Not exactly. Try this:
m=Master()
m.put()
d1=Detail(master=m)
d1.put()
print m.detail_set
d2=Detail(master=m)
d2.put()
print m.detail_set
The second time it returned a wrong result, which did not include d2. So we need a way to reset the cached value and fetch up-to-date values from the datastore. Fortunately, it's achieved easily:
del m.detail_set
print m.detail_set
This is why I implemented _CachedReverseReferenceProperty.__delete__. When m.__dict__ has no key'detail_set', m.detail_set is dispatched to type(m).__dict__('detail_set'), and there I call the base class to access the datastore. What surprised me is when I do have m.__dict__('detail_set'), m.detail_set is still dispatched to Master.__dict__('detail_set'). I don't understand why that happens, so I worked around this problem.

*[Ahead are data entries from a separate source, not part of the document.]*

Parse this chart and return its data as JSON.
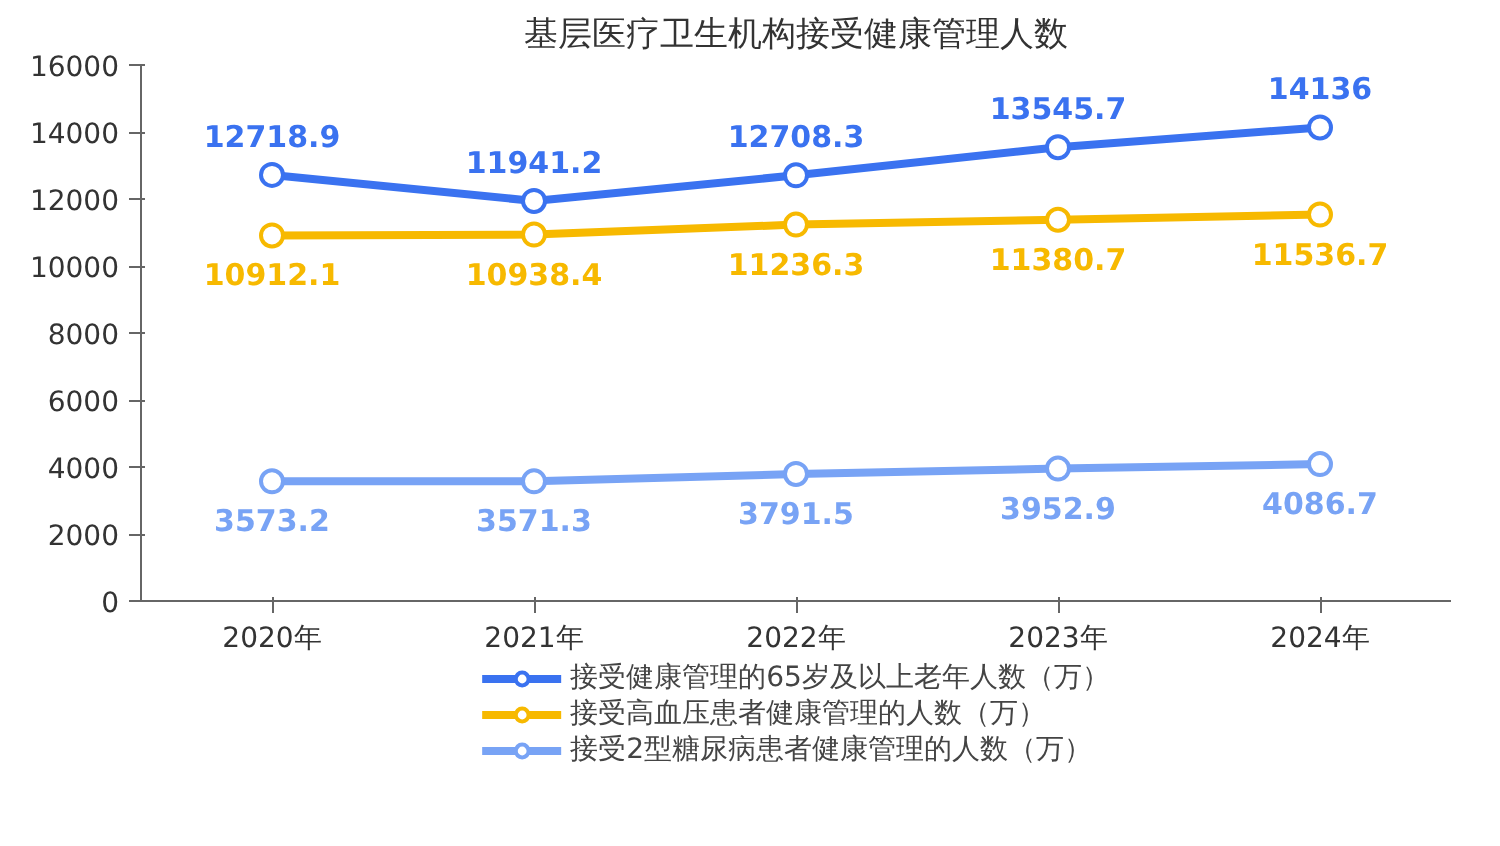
{
  "chart_data": {
    "type": "line",
    "title": "基层医疗卫生机构接受健康管理人数",
    "categories": [
      "2020年",
      "2021年",
      "2022年",
      "2023年",
      "2024年"
    ],
    "series": [
      {
        "name": "接受健康管理的65岁及以上老年人数（万）",
        "color": "#3a72f0",
        "values": [
          12718.9,
          11941.2,
          12708.3,
          13545.7,
          14136
        ]
      },
      {
        "name": "接受高血压患者健康管理的人数（万）",
        "color": "#f7b900",
        "values": [
          10912.1,
          10938.4,
          11236.3,
          11380.7,
          11536.7
        ]
      },
      {
        "name": "接受2型糖尿病患者健康管理的人数（万）",
        "color": "#78a3f5",
        "values": [
          3573.2,
          3571.3,
          3791.5,
          3952.9,
          4086.7
        ]
      }
    ],
    "ylim": [
      0,
      16000
    ],
    "yticks": [
      0,
      2000,
      4000,
      6000,
      8000,
      10000,
      12000,
      14000,
      16000
    ],
    "data_labels": true,
    "legend": "bottom",
    "grid": false,
    "marker": "circle",
    "line_style": "solid"
  }
}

Have to learn Python better to answer that question.

Wednesday, December 24, 2008

AppEngine Datastore and memcache

I miss Hibernate collections. In the following code I access the collection a thousand times:

class Master(db.Model):
  pass

class Detail(db.Model):
  master=db.ReferenceProperty(Master)

m=Master()
m.put()
d=Detail(master=m)
d.put()

for i in range(1000):
  for tmp_d in m.detail_set:
    pass

The above code takes a few second to execute. The reason is Datastore fetches the collection from the storage every time, and in Hibernate the collection would be fetched from the database only once until the end of the session. Oops, no sessions with Datastore. So Datastore developers were right when they opted to fetch collection every time - they don't know when the details change.

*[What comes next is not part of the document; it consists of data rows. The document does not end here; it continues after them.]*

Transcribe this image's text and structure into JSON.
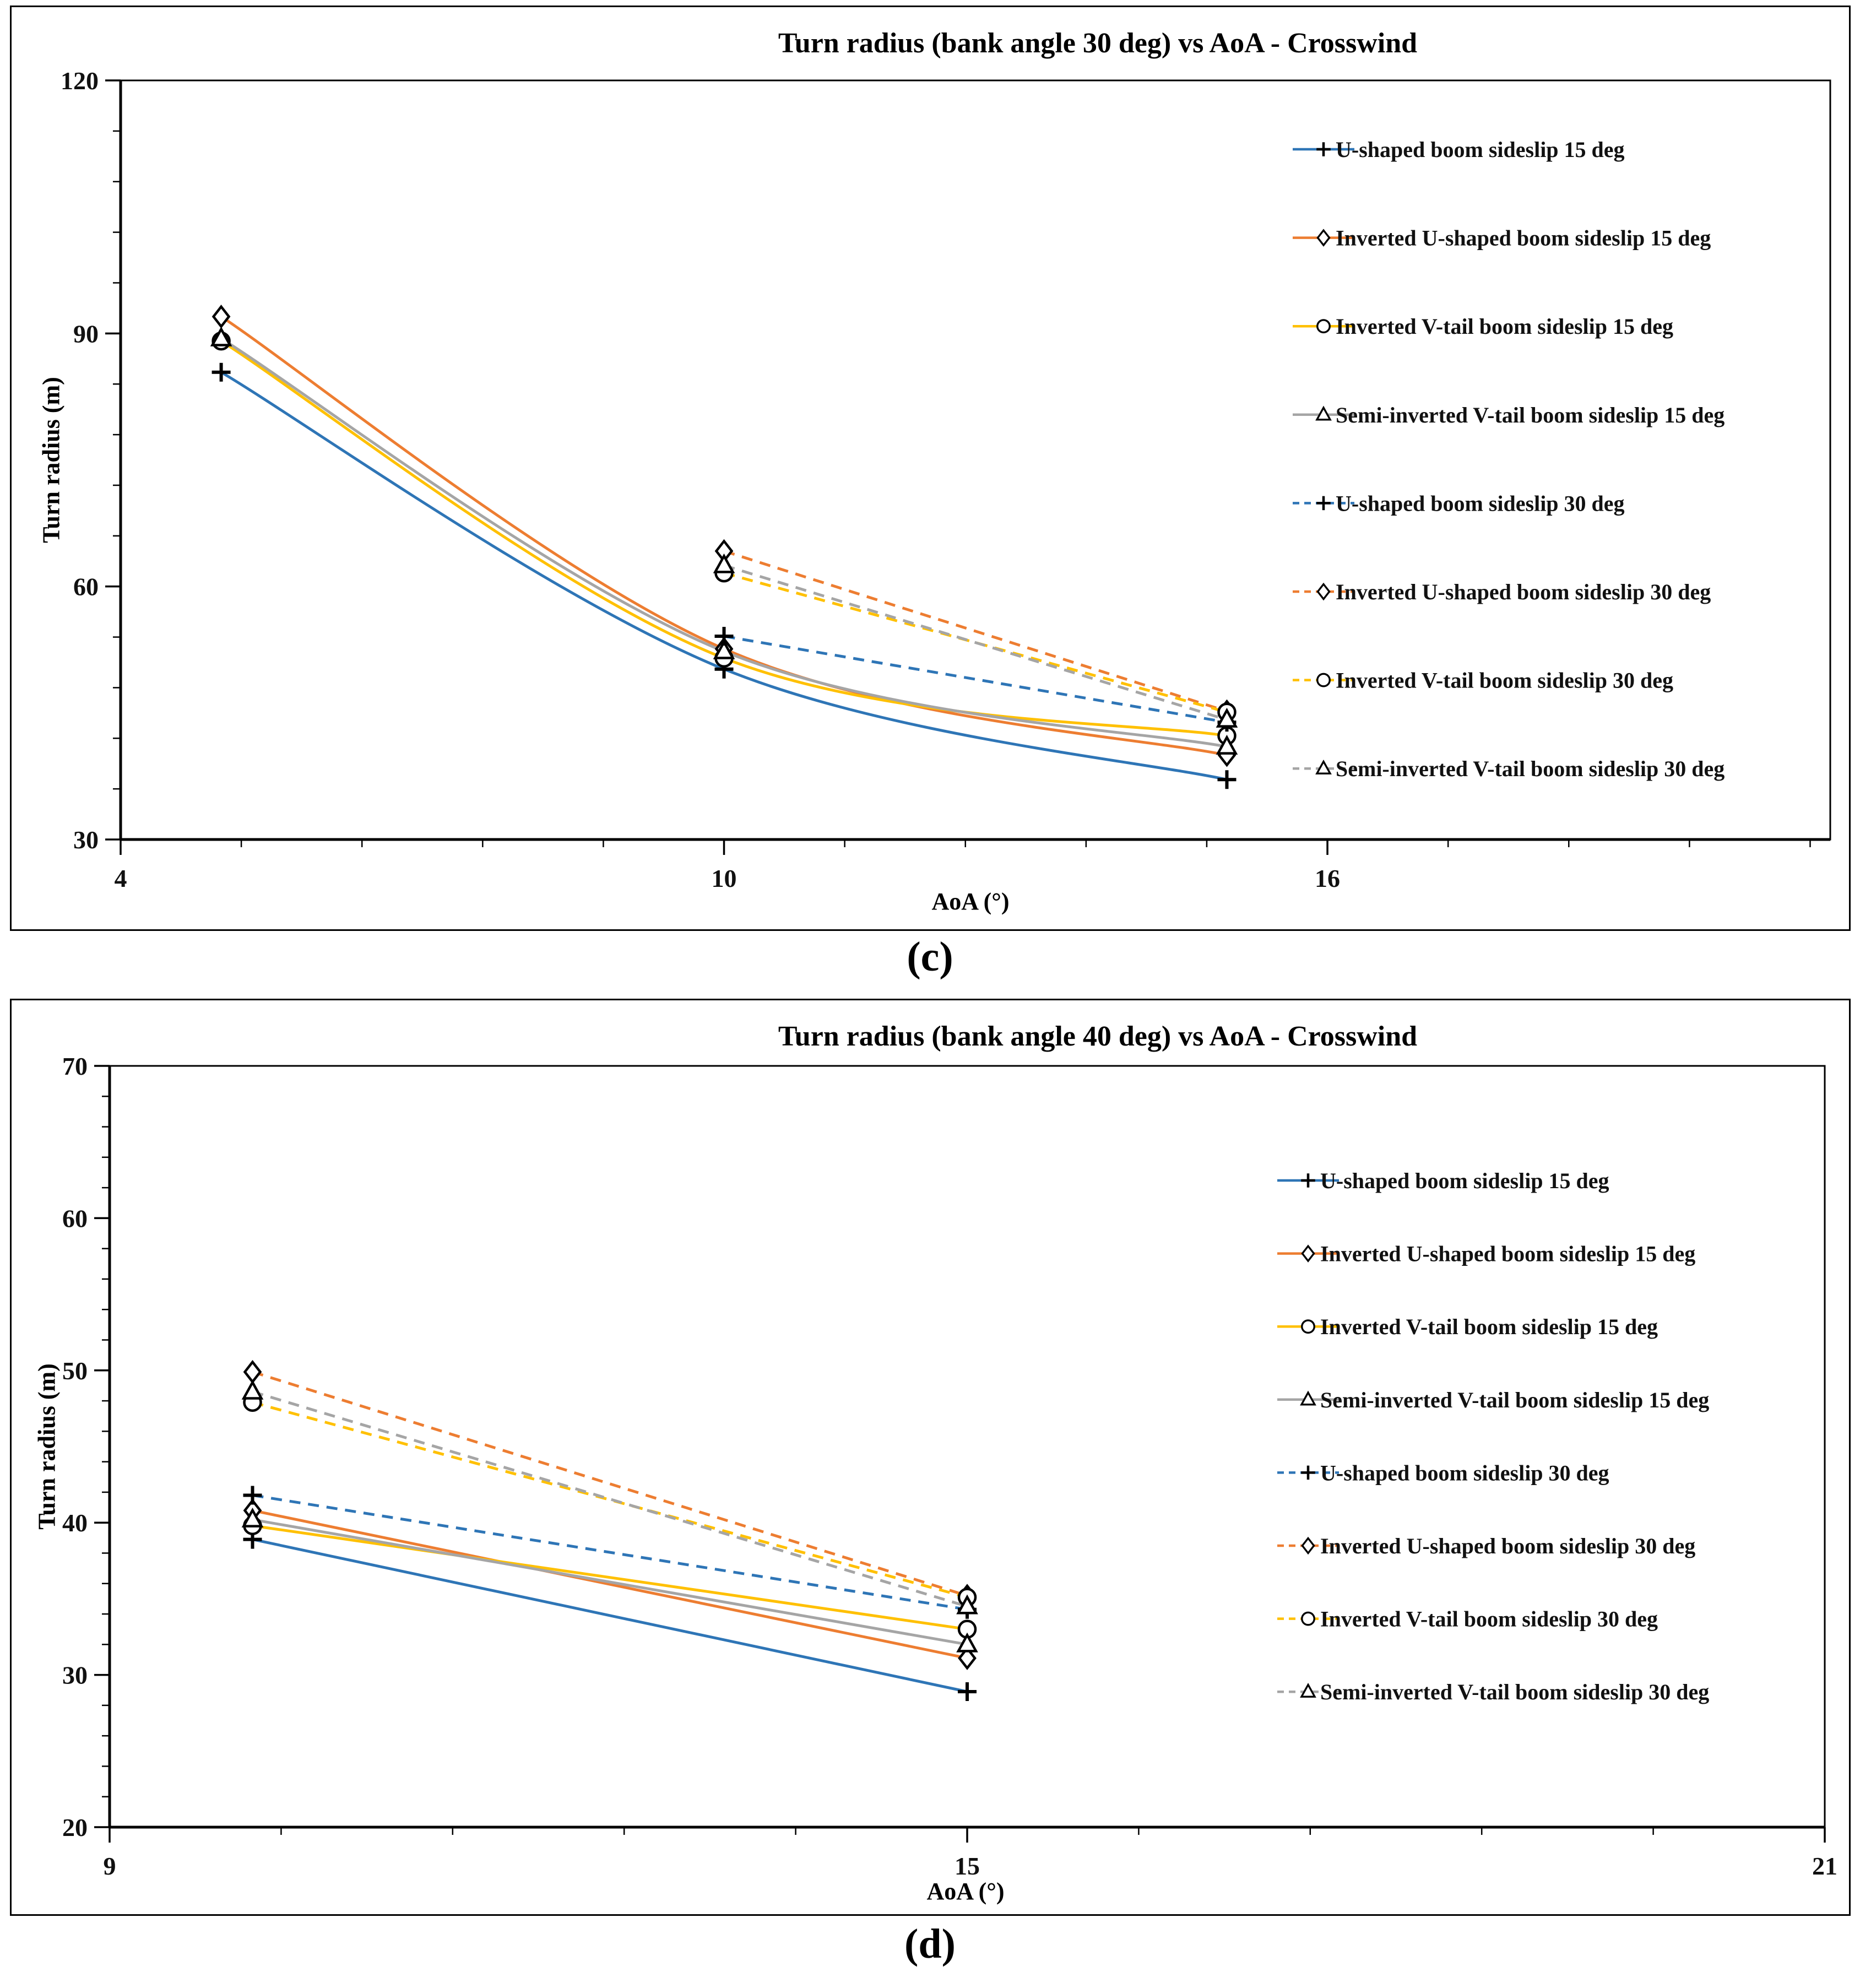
{
  "figure": {
    "background": "#ffffff",
    "panel_border_color": "#000000"
  },
  "chart_data": [
    {
      "type": "line",
      "caption": "(c)",
      "title": "Turn radius (bank angle 30 deg) vs AoA - Crosswind",
      "xlabel": "AoA (°)",
      "ylabel": "Turn radius (m)",
      "xlim": [
        4,
        21
      ],
      "ylim": [
        30,
        120
      ],
      "xticks": [
        4,
        10,
        16
      ],
      "yticks": [
        30,
        60,
        90,
        120
      ],
      "x_minor_step": 1.2,
      "y_minor_step": 6,
      "grid": false,
      "legend_position": "inside-right",
      "series": [
        {
          "name": "U-shaped boom sideslip 15 deg",
          "color": "#2E75B6",
          "line_style": "solid",
          "marker": "plus",
          "points": [
            [
              5,
              85.4
            ],
            [
              10,
              50.2
            ],
            [
              15,
              37.1
            ]
          ]
        },
        {
          "name": "Inverted U-shaped boom sideslip 15 deg",
          "color": "#ED7D31",
          "line_style": "solid",
          "marker": "diamond",
          "points": [
            [
              5,
              92.0
            ],
            [
              10,
              52.6
            ],
            [
              15,
              40.0
            ]
          ]
        },
        {
          "name": "Inverted V-tail boom sideslip 15 deg",
          "color": "#FFC000",
          "line_style": "solid",
          "marker": "circle",
          "points": [
            [
              5,
              89.1
            ],
            [
              10,
              51.5
            ],
            [
              15,
              42.3
            ]
          ]
        },
        {
          "name": "Semi-inverted V-tail boom sideslip 15 deg",
          "color": "#A5A5A5",
          "line_style": "solid",
          "marker": "triangle",
          "points": [
            [
              5,
              89.4
            ],
            [
              10,
              52.3
            ],
            [
              15,
              41.0
            ]
          ]
        },
        {
          "name": "U-shaped boom sideslip 30 deg",
          "color": "#2E75B6",
          "line_style": "dashed",
          "marker": "plus",
          "points": [
            [
              10,
              54.1
            ],
            [
              15,
              43.9
            ]
          ]
        },
        {
          "name": "Inverted U-shaped boom sideslip 30 deg",
          "color": "#ED7D31",
          "line_style": "dashed",
          "marker": "diamond",
          "points": [
            [
              10,
              64.2
            ],
            [
              15,
              45.2
            ]
          ]
        },
        {
          "name": "Inverted V-tail boom sideslip 30 deg",
          "color": "#FFC000",
          "line_style": "dashed",
          "marker": "circle",
          "points": [
            [
              10,
              61.6
            ],
            [
              15,
              45.1
            ]
          ]
        },
        {
          "name": "Semi-inverted V-tail boom sideslip 30 deg",
          "color": "#A5A5A5",
          "line_style": "dashed",
          "marker": "triangle",
          "points": [
            [
              10,
              62.5
            ],
            [
              15,
              44.2
            ]
          ]
        }
      ]
    },
    {
      "type": "line",
      "caption": "(d)",
      "title": "Turn radius (bank angle 40 deg) vs AoA - Crosswind",
      "xlabel": "AoA (°)",
      "ylabel": "Turn radius (m)",
      "xlim": [
        9,
        21
      ],
      "ylim": [
        20,
        70
      ],
      "xticks": [
        9,
        15,
        21
      ],
      "yticks": [
        20,
        30,
        40,
        50,
        60,
        70
      ],
      "x_minor_step": 1.2,
      "y_minor_step": 2,
      "grid": false,
      "legend_position": "inside-right",
      "series": [
        {
          "name": "U-shaped boom sideslip 15 deg",
          "color": "#2E75B6",
          "line_style": "solid",
          "marker": "plus",
          "points": [
            [
              10,
              38.9
            ],
            [
              15,
              28.9
            ]
          ]
        },
        {
          "name": "Inverted U-shaped boom sideslip 15 deg",
          "color": "#ED7D31",
          "line_style": "solid",
          "marker": "diamond",
          "points": [
            [
              10,
              40.8
            ],
            [
              15,
              31.1
            ]
          ]
        },
        {
          "name": "Inverted V-tail boom sideslip 15 deg",
          "color": "#FFC000",
          "line_style": "solid",
          "marker": "circle",
          "points": [
            [
              10,
              39.8
            ],
            [
              15,
              33.0
            ]
          ]
        },
        {
          "name": "Semi-inverted V-tail boom sideslip 15 deg",
          "color": "#A5A5A5",
          "line_style": "solid",
          "marker": "triangle",
          "points": [
            [
              10,
              40.2
            ],
            [
              15,
              32.0
            ]
          ]
        },
        {
          "name": "U-shaped boom sideslip 30 deg",
          "color": "#2E75B6",
          "line_style": "dashed",
          "marker": "plus",
          "points": [
            [
              10,
              41.8
            ],
            [
              15,
              34.3
            ]
          ]
        },
        {
          "name": "Inverted U-shaped boom sideslip 30 deg",
          "color": "#ED7D31",
          "line_style": "dashed",
          "marker": "diamond",
          "points": [
            [
              10,
              49.9
            ],
            [
              15,
              35.2
            ]
          ]
        },
        {
          "name": "Inverted V-tail boom sideslip 30 deg",
          "color": "#FFC000",
          "line_style": "dashed",
          "marker": "circle",
          "points": [
            [
              10,
              47.9
            ],
            [
              15,
              35.1
            ]
          ]
        },
        {
          "name": "Semi-inverted V-tail boom sideslip 30 deg",
          "color": "#A5A5A5",
          "line_style": "dashed",
          "marker": "triangle",
          "points": [
            [
              10,
              48.6
            ],
            [
              15,
              34.5
            ]
          ]
        }
      ]
    }
  ]
}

This is the reason Master cannot be put in memcache effectively: it would be stored without the Details. Master.detail_set holds only the definition of the query needed to get the details. So I'm thinking of a way I could decorate ReferenceProperty to make one-to-many relations suitable for the memcache. So big object trees will be read from Datastore once and then accessible in a fast way.

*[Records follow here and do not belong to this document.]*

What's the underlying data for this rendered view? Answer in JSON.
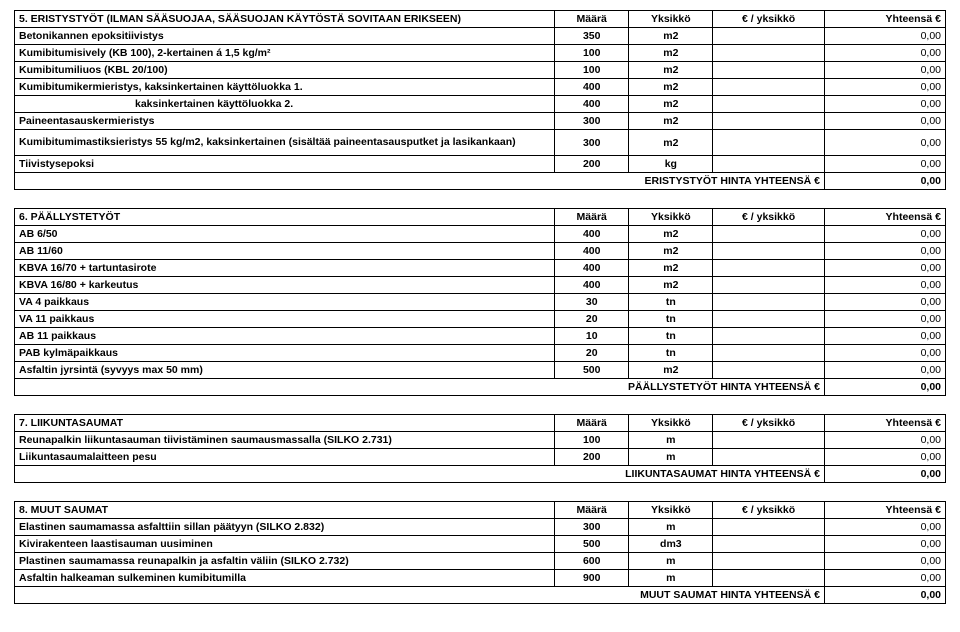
{
  "sections": [
    {
      "id": "s5",
      "header": [
        "5. ERISTYSTYÖT (ILMAN SÄÄSUOJAA, SÄÄSUOJAN KÄYTÖSTÄ SOVITAAN ERIKSEEN)",
        "Määrä",
        "Yksikkö",
        "€ / yksikkö",
        "Yhteensä €"
      ],
      "rows": [
        {
          "label": "Betonikannen epoksitiivistys",
          "qty": "350",
          "unit": "m2",
          "total": "0,00"
        },
        {
          "label": "Kumibitumisively (KB 100), 2-kertainen á 1,5 kg/m²",
          "qty": "100",
          "unit": "m2",
          "total": "0,00"
        },
        {
          "label": "Kumibitumiliuos (KBL 20/100)",
          "qty": "100",
          "unit": "m2",
          "total": "0,00"
        },
        {
          "label": "Kumibitumikermieristys, kaksinkertainen käyttöluokka 1.",
          "qty": "400",
          "unit": "m2",
          "total": "0,00"
        },
        {
          "label": "kaksinkertainen käyttöluokka 2.",
          "indent": true,
          "qty": "400",
          "unit": "m2",
          "total": "0,00"
        },
        {
          "label": "Paineentasauskermieristys",
          "qty": "300",
          "unit": "m2",
          "total": "0,00"
        },
        {
          "label": "Kumibitumimastiksieristys 55 kg/m2, kaksinkertainen (sisältää paineentasausputket ja lasikankaan)",
          "wrap": true,
          "qty": "300",
          "unit": "m2",
          "total": "0,00"
        },
        {
          "label": "Tiivistysepoksi",
          "qty": "200",
          "unit": "kg",
          "total": "0,00"
        }
      ],
      "footer": {
        "label": "ERISTYSTYÖT HINTA YHTEENSÄ €",
        "total": "0,00"
      }
    },
    {
      "id": "s6",
      "header": [
        "6. PÄÄLLYSTETYÖT",
        "Määrä",
        "Yksikkö",
        "€ / yksikkö",
        "Yhteensä €"
      ],
      "rows": [
        {
          "label": "AB 6/50",
          "qty": "400",
          "unit": "m2",
          "total": "0,00"
        },
        {
          "label": "AB 11/60",
          "qty": "400",
          "unit": "m2",
          "total": "0,00"
        },
        {
          "label": "KBVA 16/70 + tartuntasirote",
          "qty": "400",
          "unit": "m2",
          "total": "0,00"
        },
        {
          "label": "KBVA 16/80 + karkeutus",
          "qty": "400",
          "unit": "m2",
          "total": "0,00"
        },
        {
          "label": "VA 4 paikkaus",
          "qty": "30",
          "unit": "tn",
          "total": "0,00"
        },
        {
          "label": "VA 11 paikkaus",
          "qty": "20",
          "unit": "tn",
          "total": "0,00"
        },
        {
          "label": "AB 11 paikkaus",
          "qty": "10",
          "unit": "tn",
          "total": "0,00"
        },
        {
          "label": "PAB kylmäpaikkaus",
          "qty": "20",
          "unit": "tn",
          "total": "0,00"
        },
        {
          "label": "Asfaltin jyrsintä (syvyys max 50 mm)",
          "qty": "500",
          "unit": "m2",
          "total": "0,00"
        }
      ],
      "footer": {
        "label": "PÄÄLLYSTETYÖT HINTA YHTEENSÄ €",
        "total": "0,00"
      }
    },
    {
      "id": "s7",
      "header": [
        "7. LIIKUNTASAUMAT",
        "Määrä",
        "Yksikkö",
        "€ / yksikkö",
        "Yhteensä €"
      ],
      "rows": [
        {
          "label": "Reunapalkin liikuntasauman tiivistäminen saumausmassalla (SILKO 2.731)",
          "qty": "100",
          "unit": "m",
          "total": "0,00"
        },
        {
          "label": "Liikuntasaumalaitteen pesu",
          "qty": "200",
          "unit": "m",
          "total": "0,00"
        }
      ],
      "footer": {
        "label": "LIIKUNTASAUMAT HINTA YHTEENSÄ €",
        "total": "0,00"
      }
    },
    {
      "id": "s8",
      "header": [
        "8. MUUT SAUMAT",
        "Määrä",
        "Yksikkö",
        "€ / yksikkö",
        "Yhteensä €"
      ],
      "rows": [
        {
          "label": "Elastinen saumamassa asfalttiin sillan päätyyn (SILKO 2.832)",
          "qty": "300",
          "unit": "m",
          "total": "0,00"
        },
        {
          "label": "Kivirakenteen laastisauman uusiminen",
          "qty": "500",
          "unit": "dm3",
          "total": "0,00"
        },
        {
          "label": "Plastinen saumamassa reunapalkin ja asfaltin väliin (SILKO 2.732)",
          "qty": "600",
          "unit": "m",
          "total": "0,00"
        },
        {
          "label": "Asfaltin halkeaman sulkeminen kumibitumilla",
          "qty": "900",
          "unit": "m",
          "total": "0,00"
        }
      ],
      "footer": {
        "label": "MUUT SAUMAT HINTA YHTEENSÄ €",
        "total": "0,00"
      }
    }
  ]
}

Saturday, December 20, 2008

Polymorphism in AppEngine Datastore Models

There is a problem with inherited classes in AppEngine

Let's suppose we have the following models:

class Master(db.Model):
  mp = db.StringProperty()

class Detail(db.Model):
  dp = db.StringProperty()
  master = db.ReferenceProperty(Master)
When these are declared, Datastore appends automatically Detail_set property to the Master. So if we made
m=Master(mp='foo')
m.put()
d1=Detail(dp='bar', master=m)
d1.put()
d2=Detail(dp='zee', master=m)
d2.put()
then we have m.Detail_set property which will fetch [d1, d2]. But if we define
class MoreDetail (Detail):
  mdp=db.StringProperty()

d3=MoreDetail (dp='org', mdp='jee', master=m)
d3.put()
then m.detail_set will fetch the third d3 but de-serialize it as Detail instead of MoreDetail class. Here is how I checked it:
>>> for d in m.detail_set.fetch(10):
...  print d.properties()
{'master': <ReferenceProperty object at 0x018B8330>, 'dp': <StringProperty object at 0x023A8C10>}
{'master': <ReferenceProperty object at 0x018B8330>, 'dp': <StringProperty object at 0x023A8C10>}
{'master': <ReferenceProperty object at 0x018B8330>, 'dp': <StringProperty object at 0x023A8C10>}
One of these objects should have an mdp property defined in MoreDetail, but that did not happen.